Although he’s not likely to be prosecuted, Buffington is still paying for the illegal mailing through public mea culpas. The notices were stuffed in mailboxes Friday afternoon. By Monday morning, Buffington was busy writing apologies to irate residents who’d called or e-mailed the county to complain.

“I certainly agree that the notification process to inform the neighbors of this operation was truly flawed,” Buffington wrote in one e-mail. “Please except (sic) my apology for using your postal mailbox for this purpose. We have contacted the postal service and assured them that this will never happen again.”

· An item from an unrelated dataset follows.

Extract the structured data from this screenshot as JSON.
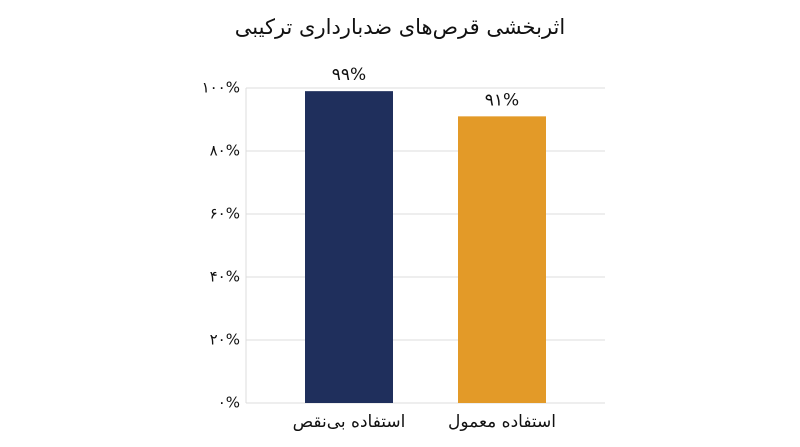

Compounding the problem—and residents’ ire—was that the notices erroneously listed the start date of the construction project as Monday. Considering that many residents didn’t get the notices until after business hours Friday, they had no time to call and voice concern about plans to move some 330 truck-loads of soil along their main road as part of a beach improvement project at the reservoir. The operation isn’t actually slated to start until next week.

The feds are likely satisfied that Buffington is now familiar with Title 18 of the United States Code, Section 1725, “Postage Unpaid on Deposited Mail Matter,” and probably won’t re-offend.

“What we usually do when we hear of a case like this is our postal inspectors, our law enforcement unit, usually contact that entity, or representative of that organization, and let them know, ‘Hey, you can’t do this,’” DeSarro said. “Usually that’s enough.

“We usually don’t have any problem with the person stopping it after they’re warned.”

Buffington didn’t return a phone call from FTS seeking comment.